Do Lutherans believe in purgatory? (What do Lutherans say about purgatory?)

Once, I attended a Lutheran burial. I watched as the minister pronounced the final blessings over the body. This sparked my curiosity, and I approached him to learn what Lutherans believed about death and if they believed in Purgatory. We had an interesting conversation about this topic. The minister helped me better understand Lutheran Theology and practice. This information proved helpful last week. Toward the end of our lecture on the Reformation, one of my theology students asked if Lutherans believed in Purgatory after I mentioned that Martin Luther retained some Catholic doctrines and traditions during the Reformation. I capitalized on the question to share what I learned through experience and research. We addressed several issues around the topic. So, do Lutherans believe in Purgatory?

The short answer is No. Lutherans follow the teachings of Martin Luther, the 16th-century reformer. Martin Luther taught that we are saved by grace through faith in Christ alone. He emphasized that we cannot merit salvation through works. As such, he believed that Purgatory contradicted these tenets by devaluing God’s grace and making salvation attainable through our actions. Luther also taught that all doctrine must be viewed through the lens of Scripture. He went on to teach that since the Bible doesn’t mention Purgatory, we can reject the doctrine as a Church tradition without a biblical basis. Lutherans today hold to these teachings and don’t believe in Purgatory.

In this article, I’ll delve deeper into this subject, exploring why Lutherans rejected the existence of Purgatory and what Martin Luther had to say about it.

What do Lutherans say about Purgatory?

Lutherans believe that Purgatory contradicts the Scriptures. According to Lutheran theology, we are saved by grace through faith (Ephesians 2:8). Therefore, Purgatory devalues Jesus’ atoning work by shifting the burden of our salvation to ourselves and our families. Additionally, Lutherans object to the rituals associated with Purgatory (prayer for the dead and indulgences) since they emphasize works over grace, which contradicts one of their tenets, Sola gratia.

Sola gratia emphasizes that our salvation is a gift from God given to us by grace. Lutherans hold to Sola gratia, believing that Purgatory detracts from this biblical teaching.
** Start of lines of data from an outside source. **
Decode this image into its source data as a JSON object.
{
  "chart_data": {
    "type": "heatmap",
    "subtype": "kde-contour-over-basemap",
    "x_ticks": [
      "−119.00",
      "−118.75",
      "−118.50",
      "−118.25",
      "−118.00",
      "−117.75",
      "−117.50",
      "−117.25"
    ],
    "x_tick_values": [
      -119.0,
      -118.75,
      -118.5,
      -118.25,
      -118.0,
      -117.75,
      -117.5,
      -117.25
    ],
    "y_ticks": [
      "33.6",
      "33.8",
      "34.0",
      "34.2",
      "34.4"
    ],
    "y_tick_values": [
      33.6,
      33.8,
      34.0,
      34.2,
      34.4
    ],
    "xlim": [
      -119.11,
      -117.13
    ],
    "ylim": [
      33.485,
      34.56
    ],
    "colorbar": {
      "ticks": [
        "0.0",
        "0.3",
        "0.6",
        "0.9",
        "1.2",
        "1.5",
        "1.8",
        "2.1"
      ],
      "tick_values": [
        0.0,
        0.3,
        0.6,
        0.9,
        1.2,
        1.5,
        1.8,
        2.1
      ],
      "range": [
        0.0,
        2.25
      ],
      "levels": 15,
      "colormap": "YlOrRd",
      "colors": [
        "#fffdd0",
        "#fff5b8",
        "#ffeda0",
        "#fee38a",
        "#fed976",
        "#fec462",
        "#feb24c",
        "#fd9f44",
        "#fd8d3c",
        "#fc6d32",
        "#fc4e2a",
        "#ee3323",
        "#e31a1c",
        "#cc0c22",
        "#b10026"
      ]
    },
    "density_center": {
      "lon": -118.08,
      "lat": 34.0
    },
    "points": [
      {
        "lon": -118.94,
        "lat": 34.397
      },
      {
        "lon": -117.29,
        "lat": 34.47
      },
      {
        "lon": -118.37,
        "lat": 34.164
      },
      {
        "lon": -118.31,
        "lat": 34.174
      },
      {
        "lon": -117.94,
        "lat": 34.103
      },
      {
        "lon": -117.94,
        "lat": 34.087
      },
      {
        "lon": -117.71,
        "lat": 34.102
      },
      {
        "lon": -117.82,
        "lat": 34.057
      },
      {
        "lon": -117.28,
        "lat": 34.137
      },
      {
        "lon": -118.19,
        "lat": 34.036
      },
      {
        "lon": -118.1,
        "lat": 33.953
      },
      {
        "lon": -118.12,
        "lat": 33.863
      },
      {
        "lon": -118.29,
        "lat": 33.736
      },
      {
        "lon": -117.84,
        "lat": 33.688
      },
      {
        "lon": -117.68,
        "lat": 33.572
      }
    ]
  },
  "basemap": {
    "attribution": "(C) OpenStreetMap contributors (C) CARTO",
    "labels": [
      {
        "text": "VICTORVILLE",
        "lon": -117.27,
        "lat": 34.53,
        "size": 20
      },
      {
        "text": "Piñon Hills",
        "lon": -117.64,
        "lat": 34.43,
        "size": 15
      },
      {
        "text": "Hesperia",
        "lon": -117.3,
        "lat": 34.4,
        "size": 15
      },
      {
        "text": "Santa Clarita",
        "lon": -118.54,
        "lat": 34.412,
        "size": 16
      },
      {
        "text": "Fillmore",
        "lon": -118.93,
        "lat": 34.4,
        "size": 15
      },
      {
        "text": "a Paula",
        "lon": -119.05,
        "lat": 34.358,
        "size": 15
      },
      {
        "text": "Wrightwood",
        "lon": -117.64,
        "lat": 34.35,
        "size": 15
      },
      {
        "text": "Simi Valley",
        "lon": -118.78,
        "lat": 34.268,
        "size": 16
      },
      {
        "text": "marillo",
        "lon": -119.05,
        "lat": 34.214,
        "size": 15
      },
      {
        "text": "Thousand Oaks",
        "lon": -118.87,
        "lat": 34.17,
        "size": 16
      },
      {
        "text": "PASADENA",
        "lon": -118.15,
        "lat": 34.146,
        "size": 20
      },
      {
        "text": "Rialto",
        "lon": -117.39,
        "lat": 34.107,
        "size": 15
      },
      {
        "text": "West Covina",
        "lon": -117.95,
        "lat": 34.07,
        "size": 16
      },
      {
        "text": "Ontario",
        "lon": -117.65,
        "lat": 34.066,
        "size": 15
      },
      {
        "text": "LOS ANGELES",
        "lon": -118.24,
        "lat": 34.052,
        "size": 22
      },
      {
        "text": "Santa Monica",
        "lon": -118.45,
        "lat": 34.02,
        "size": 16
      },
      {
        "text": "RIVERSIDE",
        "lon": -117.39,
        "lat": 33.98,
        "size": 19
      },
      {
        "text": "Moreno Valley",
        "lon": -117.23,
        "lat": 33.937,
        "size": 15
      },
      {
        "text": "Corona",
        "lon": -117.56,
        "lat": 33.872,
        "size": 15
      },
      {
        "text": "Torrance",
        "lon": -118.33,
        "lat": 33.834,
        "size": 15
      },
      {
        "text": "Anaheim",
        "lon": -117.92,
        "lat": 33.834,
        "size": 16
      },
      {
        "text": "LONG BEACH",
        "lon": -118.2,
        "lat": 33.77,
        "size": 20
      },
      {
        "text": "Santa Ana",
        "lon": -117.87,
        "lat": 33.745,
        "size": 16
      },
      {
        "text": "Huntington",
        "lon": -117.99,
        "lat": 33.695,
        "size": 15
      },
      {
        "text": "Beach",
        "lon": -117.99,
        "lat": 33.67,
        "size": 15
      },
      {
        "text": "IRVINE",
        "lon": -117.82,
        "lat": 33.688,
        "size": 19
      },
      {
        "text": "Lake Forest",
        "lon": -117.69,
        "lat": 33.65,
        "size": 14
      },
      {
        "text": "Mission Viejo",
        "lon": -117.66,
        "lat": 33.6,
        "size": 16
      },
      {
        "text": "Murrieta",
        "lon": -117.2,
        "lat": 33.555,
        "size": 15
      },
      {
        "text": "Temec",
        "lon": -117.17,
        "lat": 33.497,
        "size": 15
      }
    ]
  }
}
According to them, if Purgatory exists, Christ’s sacrifice is insufficient, and grace loses its place in salvation.

Did Martin Luther accept or reject the existence of Purgatory?

Did Martin Luther accept or reject the existence of Purgatory? Image source: Pixabay

Martin Luther was an ordained priest; we can therefore assume that he believed in Purgatory early in his life. However, his writings during the Reformation prove that he later rejected this doctrine. Scholars trace the first instance in Luther’s shift to 1517 when he published his 95 theses. This was in response to the preaching of Johann Tetzel, a Dominican friar selling indulgences to the congregation. According to Tetzel, these indulgences would earn the forgiveness of sin and release from Purgatory. Tetzel’s actions angered Martin Luther. He went on to challenge this and other Catholic doctrines.

Luther defended his position that salvation was entirely a gift from God given by divine grace. Later, Luther described the doctrine of Purgatory as one that devalues grace. He urged his followers to disregard it, proving that he rejected the existence of Purgatory.

Why do Lutherans deny the existence of Purgatory?

Lutherans deny the existence of Purgatory based on Luther’s teachings and their doctrine of Sola scriptura. This doctrine emphasizes the supremacy of the Bible in matters of faith and doctrine. Lutherans uphold the Bible as the standard to measure all doctrine and church tradition. They teach that if a tradition has no basis in Scripture, it has no place in the church. Lutherans argue that Purgatory isn’t explicitly taught in the Bible. The doctrine and associated rituals contradict the teachings of the Bible. As such, they deny that Purgatory exists, terming it the creation of the Roman Catholic Church in the middle ages.

What do Lutherans believe about life after death?

What do Lutherans believe about life after death? Image source: Pixabay

Like other Protestants, Lutherans believe that our souls move into our eternal destiny after death. They believe in heaven and hell as the destinations for the righteous and the unrighteous. Lutherans hold that the unrighteous are imprisoned in hell, and the righteous go to heaven. Additionally, they believe that Jesus will return to judge the world and establish a new heaven and earth. When He returns, all the dead will rise again with new bodies suited for eternity with Him or in hell (Revelation 20:11-15).